The term “third world country” was created during the Cold War and was used to categorize a country’s alignment during the war. There were three categories at this time: those countries whose views aligned with the North Atlantic Treaty Organization and capitalism (i.e. the First World); those countries whose views aligned with the Soviet Union and communism, (i.e. the Second World); and all the other countries, aligned with neither view, the “Third World.”

Today, the term “third world” is an antiquated term most commonly used to describe the developing countries in Asia, Africa and Latin America, and is a term typically associated with poverty. What classifies a country as part of the “Third World”? Below are four of the indicators that are used to classify third world countries:

1. Low Gross National Income (GNI)

Third world countries experience low economic development, and high rates of poverty. For the 2015 fiscal year, low-income economies—such as those in Tanzania, Haiti and Cambodia—are defined as those with a GNI per capita of less than $1,045 in 2013. The GNI for high-income economies, such as the United States, is $12,746 per capita.

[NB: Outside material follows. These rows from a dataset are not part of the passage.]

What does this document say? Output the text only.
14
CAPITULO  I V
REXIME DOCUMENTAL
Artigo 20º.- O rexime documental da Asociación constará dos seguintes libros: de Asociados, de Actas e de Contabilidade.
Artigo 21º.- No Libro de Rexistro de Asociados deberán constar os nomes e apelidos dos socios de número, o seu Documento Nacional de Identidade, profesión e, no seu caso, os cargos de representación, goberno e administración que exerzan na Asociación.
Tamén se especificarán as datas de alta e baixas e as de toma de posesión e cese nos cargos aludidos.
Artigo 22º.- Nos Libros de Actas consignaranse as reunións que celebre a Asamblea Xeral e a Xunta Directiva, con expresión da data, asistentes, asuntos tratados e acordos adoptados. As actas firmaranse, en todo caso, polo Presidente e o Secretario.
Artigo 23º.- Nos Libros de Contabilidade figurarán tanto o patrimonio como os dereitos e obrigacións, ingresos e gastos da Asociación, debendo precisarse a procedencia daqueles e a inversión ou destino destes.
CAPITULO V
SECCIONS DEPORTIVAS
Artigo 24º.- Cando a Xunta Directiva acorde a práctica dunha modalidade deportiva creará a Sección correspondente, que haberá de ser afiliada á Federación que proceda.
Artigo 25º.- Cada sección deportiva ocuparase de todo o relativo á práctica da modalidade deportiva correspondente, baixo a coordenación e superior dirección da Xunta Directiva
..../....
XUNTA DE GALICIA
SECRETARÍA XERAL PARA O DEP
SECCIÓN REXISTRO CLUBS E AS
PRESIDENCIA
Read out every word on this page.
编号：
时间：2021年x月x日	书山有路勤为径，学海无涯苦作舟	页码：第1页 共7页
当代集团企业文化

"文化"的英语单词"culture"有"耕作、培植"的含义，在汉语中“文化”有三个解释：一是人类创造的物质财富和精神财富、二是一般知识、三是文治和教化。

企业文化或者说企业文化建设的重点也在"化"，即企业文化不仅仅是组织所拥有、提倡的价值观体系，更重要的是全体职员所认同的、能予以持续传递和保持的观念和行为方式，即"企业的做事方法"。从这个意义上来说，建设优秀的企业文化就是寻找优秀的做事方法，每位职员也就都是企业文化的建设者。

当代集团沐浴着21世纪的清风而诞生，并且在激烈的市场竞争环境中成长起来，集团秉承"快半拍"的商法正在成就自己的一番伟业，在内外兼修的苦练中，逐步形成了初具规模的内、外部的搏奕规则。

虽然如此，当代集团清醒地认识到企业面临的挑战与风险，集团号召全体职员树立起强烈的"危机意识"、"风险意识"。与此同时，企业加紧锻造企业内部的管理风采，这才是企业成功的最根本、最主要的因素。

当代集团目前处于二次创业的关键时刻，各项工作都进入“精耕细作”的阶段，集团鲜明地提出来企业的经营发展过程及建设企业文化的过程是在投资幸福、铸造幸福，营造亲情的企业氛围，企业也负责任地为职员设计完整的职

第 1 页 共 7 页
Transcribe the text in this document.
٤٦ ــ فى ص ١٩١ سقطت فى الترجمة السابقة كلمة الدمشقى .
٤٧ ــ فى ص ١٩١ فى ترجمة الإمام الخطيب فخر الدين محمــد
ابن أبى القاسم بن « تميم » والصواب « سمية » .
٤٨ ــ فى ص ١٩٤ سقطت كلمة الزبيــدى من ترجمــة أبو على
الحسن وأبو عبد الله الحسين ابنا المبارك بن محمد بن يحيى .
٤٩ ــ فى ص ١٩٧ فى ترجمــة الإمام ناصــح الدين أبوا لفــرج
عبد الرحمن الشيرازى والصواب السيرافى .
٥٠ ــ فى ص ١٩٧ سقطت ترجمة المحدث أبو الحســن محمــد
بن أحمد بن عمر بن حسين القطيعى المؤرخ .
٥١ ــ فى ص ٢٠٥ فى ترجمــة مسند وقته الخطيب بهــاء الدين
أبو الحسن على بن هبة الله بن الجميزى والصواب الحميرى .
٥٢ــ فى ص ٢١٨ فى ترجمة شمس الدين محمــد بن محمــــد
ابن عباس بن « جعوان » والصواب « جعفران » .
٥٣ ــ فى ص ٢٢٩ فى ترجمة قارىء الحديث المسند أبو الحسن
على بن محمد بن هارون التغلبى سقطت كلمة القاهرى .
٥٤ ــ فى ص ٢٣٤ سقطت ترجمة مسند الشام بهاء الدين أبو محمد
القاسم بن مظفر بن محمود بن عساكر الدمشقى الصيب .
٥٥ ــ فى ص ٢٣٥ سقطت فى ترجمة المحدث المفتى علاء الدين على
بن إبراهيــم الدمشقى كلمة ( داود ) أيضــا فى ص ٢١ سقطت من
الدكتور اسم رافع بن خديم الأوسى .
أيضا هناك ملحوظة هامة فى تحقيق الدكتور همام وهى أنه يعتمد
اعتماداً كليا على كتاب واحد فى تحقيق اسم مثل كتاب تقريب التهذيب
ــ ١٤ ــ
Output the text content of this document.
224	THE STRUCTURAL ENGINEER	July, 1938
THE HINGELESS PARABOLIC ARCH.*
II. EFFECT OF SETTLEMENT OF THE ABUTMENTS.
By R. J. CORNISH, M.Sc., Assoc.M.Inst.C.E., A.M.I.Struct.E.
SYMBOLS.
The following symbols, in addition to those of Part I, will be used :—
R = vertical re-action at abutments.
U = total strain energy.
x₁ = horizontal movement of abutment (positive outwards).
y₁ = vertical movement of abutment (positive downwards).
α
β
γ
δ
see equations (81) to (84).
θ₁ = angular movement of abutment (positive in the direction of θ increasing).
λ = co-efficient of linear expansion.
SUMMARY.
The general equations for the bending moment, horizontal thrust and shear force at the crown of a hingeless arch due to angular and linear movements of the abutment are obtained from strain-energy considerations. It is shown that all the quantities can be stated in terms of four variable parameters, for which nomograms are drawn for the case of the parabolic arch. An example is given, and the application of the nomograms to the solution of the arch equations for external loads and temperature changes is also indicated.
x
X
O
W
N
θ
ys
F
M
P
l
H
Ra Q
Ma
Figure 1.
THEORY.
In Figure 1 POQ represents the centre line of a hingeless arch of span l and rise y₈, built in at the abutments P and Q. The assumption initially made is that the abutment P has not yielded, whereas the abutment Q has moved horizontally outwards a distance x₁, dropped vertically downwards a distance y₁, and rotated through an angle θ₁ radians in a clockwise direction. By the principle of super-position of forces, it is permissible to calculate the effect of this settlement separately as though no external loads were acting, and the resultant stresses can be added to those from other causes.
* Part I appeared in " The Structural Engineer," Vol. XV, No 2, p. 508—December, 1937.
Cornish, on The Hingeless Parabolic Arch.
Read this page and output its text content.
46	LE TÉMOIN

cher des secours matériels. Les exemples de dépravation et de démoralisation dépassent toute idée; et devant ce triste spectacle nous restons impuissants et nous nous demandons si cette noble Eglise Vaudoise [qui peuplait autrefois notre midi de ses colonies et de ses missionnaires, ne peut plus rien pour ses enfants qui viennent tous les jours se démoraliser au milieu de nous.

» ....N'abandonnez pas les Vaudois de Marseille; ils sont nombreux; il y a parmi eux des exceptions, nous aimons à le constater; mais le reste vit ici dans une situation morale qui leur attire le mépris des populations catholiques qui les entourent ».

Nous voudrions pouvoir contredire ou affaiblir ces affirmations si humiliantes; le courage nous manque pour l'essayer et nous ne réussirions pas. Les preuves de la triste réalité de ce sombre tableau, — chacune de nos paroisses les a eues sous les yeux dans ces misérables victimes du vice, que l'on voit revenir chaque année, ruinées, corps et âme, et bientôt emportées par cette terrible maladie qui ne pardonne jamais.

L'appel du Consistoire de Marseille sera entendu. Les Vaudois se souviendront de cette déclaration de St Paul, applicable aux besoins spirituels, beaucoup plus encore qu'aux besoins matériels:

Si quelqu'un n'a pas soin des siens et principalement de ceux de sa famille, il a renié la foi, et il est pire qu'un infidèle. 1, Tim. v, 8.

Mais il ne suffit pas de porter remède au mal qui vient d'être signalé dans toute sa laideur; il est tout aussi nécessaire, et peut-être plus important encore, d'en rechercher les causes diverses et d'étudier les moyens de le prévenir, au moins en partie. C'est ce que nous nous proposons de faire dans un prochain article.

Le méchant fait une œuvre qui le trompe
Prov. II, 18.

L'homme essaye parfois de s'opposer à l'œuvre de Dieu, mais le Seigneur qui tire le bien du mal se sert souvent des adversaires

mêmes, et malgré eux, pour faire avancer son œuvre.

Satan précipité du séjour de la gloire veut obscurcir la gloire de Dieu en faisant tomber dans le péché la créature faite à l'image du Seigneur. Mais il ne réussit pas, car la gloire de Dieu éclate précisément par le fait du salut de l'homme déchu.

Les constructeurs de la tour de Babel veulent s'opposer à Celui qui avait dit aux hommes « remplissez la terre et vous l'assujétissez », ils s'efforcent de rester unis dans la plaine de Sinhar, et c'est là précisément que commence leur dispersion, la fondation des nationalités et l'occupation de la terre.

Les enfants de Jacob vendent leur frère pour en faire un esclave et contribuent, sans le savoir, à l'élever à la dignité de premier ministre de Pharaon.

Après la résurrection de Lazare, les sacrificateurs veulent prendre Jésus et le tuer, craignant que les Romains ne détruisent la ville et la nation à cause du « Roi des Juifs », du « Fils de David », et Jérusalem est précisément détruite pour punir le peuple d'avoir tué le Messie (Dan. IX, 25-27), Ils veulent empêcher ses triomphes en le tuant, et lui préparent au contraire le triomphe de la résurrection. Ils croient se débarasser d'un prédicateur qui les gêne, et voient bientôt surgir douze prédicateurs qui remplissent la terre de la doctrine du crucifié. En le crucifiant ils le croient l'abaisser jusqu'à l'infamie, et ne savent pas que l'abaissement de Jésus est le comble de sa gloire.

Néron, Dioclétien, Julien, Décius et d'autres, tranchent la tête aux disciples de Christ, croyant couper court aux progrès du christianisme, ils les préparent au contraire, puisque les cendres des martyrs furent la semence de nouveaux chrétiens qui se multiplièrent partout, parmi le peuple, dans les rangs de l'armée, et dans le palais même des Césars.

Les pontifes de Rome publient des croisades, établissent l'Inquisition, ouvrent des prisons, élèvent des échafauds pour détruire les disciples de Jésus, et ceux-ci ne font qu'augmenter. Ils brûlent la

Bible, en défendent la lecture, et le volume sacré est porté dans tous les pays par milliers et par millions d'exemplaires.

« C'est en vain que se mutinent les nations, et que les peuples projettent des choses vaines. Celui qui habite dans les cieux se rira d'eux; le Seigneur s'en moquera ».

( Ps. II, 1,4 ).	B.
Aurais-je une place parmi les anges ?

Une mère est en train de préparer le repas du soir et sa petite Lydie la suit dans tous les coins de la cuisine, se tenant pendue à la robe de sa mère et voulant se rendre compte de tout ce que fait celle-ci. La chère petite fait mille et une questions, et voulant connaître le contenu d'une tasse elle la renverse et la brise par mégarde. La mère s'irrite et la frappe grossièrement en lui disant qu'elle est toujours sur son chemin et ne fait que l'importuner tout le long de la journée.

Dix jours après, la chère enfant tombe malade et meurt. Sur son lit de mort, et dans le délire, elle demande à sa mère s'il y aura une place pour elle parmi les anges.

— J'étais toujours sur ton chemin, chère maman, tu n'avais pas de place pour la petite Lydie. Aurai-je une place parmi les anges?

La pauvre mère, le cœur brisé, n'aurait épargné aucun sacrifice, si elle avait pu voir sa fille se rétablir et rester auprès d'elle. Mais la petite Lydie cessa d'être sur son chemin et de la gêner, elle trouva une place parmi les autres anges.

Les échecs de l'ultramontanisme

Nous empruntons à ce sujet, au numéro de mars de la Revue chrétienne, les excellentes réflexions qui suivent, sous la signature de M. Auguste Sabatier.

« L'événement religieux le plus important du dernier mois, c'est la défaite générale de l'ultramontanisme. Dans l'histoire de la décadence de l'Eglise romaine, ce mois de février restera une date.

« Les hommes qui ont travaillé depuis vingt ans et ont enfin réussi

2. Economic Dependence on Other Countries

Developing third world countries, as a result of the state of their economies, rely heavily on more economically and technologically advanced countries. And, third world countries’ economies—which, for the most part, lack modernity and independence—are typically geared towards serving and are controlled by more developed countries. This imbalance of control and dependence widens the gap between the wealthy countries, such as the U.S., and low-income economies such as Cameroon’s.

3. Low Human Development Index (HDI)

The HDI, published annually by the United Nations, measures three basic dimensions of human life: knowledge, a long and healthy life and a decent standard of living. The U.S. is ranked fifth on the HDI scale, while a developing country such as the Democratic Republic of Congo is ranked 186th.

4. Lack of Political Rights and Civil Liberties

Most of the world’s poorest countries are also the countries for which there is a severe lack of political rights and civil liberties. Developing countries such as Sudan are war-torn and civil liberties and rights almost nonexistent in the wake of the violence and war crimes. Citizens of the U.S. experience a life that is on the complete opposite end of the spectrum, with basic rights such as the right to an education strongly in place.

There are other indicators when it comes to categorizing a country as “third world,” and certainly not every developing country shares each of the above characteristics. But one thing is clear: millions of people around the world are citizens of countries in which daily life is excruciatingly difficult.

Poverty, limited access to education, low standards of living and lack of civil liberties and political rights are just a few of the realities for the many third world countries that exist alongside wealthy nations such as the U.S. If wealthier nations stepped in and did more to assist third world countries, surely the term would dissipate, following the alleviation of the effects of extreme poverty.